Eva Silverstein: Culturist
Eva Silverstein has spent her lifetime devoted to the arts and now she brings that passion to Miami's Arsht Center. She began dancing at the age of three and went on to dance her way across the globe performing on some of the world's most prestigious stages for nearly thirty years. Eva founded Silver-Brown Dance a non-profit foundation and modern dance company. While at Silver-Brown she created several outreach initiatives – most notably a free, annual 9/11 memorial performance series in New York and a free residency program in New Orleans in response to the devastation of Hurricane Katrina.
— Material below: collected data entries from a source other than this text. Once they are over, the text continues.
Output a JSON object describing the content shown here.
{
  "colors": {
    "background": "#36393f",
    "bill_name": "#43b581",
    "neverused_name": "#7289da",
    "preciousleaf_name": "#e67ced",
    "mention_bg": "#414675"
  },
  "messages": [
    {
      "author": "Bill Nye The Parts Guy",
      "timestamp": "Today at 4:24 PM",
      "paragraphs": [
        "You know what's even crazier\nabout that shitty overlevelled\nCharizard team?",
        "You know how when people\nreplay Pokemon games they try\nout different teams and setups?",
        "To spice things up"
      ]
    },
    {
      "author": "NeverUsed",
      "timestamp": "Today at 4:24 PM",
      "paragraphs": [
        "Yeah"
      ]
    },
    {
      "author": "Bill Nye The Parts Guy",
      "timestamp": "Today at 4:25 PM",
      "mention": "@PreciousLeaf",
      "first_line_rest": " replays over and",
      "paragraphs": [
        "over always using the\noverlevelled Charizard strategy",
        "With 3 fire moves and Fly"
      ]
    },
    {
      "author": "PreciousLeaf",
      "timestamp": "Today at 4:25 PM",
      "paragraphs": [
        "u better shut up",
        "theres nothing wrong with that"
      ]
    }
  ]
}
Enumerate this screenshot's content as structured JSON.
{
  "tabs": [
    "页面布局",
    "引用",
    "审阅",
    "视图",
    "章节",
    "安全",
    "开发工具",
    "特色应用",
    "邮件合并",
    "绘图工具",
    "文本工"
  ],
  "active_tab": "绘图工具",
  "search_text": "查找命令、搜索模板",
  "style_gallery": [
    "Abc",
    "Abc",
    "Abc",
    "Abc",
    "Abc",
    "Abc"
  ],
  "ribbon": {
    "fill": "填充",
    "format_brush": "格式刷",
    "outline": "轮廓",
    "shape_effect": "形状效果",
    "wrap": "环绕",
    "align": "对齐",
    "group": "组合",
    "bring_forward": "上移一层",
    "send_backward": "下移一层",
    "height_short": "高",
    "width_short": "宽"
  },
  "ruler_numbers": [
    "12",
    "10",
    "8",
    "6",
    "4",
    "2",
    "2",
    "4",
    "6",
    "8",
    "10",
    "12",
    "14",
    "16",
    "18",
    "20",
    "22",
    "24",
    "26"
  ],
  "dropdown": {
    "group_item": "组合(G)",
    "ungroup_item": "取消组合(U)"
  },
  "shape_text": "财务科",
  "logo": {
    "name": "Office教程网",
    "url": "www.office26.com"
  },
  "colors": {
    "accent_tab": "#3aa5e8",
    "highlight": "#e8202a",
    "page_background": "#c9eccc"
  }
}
In 2009, Eva hung up her dancing shoes and moved to sunny South Florida. She is currently the Director of Advancement at the Adrienne Arsht Center.
What's the first piece of art you fell in love with?
There are two pieces -- both dances. The first, Alvin Ailey’s Revelations. My mother began taking me to see dance onstage around the age of three – I can’t say for sure when I fell in love with this piece, but I can tell you that when I was pregnant with my son he would kick me in time to “Rocka My Soul in the Bosom of Abraham” – the finale number! The second is a magical dance by Paul Taylor, Aureole. I learned this dance when I was 16, and it changed my life forever – the physicality, the daring, the grace – I lived to fly through the air onstage for the next 16 years…
What is the best piece of style advice you've ever heard?
Get a good Russian tailor, darling.
What is inspiring you these days?
Chronixx – new artist from Jamaica. Lil Buck – brilliant Memphis jookin’ dancer.
What is your motto?
Follow your dreams at all costs – dreaming is free.
What is your favorite indulgence?
My husband’s jerk chicken – FIYAH!
What do you consider your greatest achievement?
I can’t say greatest, because I hope to keep topping myself. I am very proud of the outreach work I did with my dance company in New Orleans post-Katrina. I think the Arsht Center is poised for a thrilling next chapter, and I am lucky to be on the team. And I am amazed that such a delicious little Jew-maican prince came out of my tummy.
What career other than your own would you like to attempt?
If you could change one thing about yourself, what would it be?
My knees! After 29 years of dancing and a few more years of trekking through the MIA in heels, they are kaput.
As the Director of Development could you explain your day to day?
Telling our story. I like to say that the Arsht Center is just a small non-profit in two big, beautiful buildings. And our job is to give Miami the best -- world-class artists on our stages is part of our mission, but for me, the heartbeat of our story is about inspiring young people in our community through the transformative power of the performing arts. We provide free arts education and community outreach for more than 27,000 young people each season. We also present artists from NAS to Alvin Ailey to the Israel Philharmonic. My portfolio is as diverse as our programming -- from penning our 10th Anniversary Campaign to directing the Green Room Society. My job is to stay inspired by the magic on our stages and in our community -- and to share it.
What would you love to see happen in Downtown Miami in the next five years?
Urban revitalization, art exploding everywhere, culture on every corner, right next to the Starbucks. We need green space as well as beach space in Miami. We need to collaborate to make Downtown more than just a destination, but a real neighborhood – it’s happening, and the transformation will have a lasting impact on our city.
You were a dancer, do you think it's great for children to be involved in the arts from a young age?
It is essential. I learned many of my greatest life lessons in the dance studio – how to respect and honor others, how to be generous. How to mix discipline with passion to achieve excellence. How to dare to take chances and make mistakes, to be responsible for your own actions, and then sometimes to trust that when you leap in the air, your partner will be there to catch you.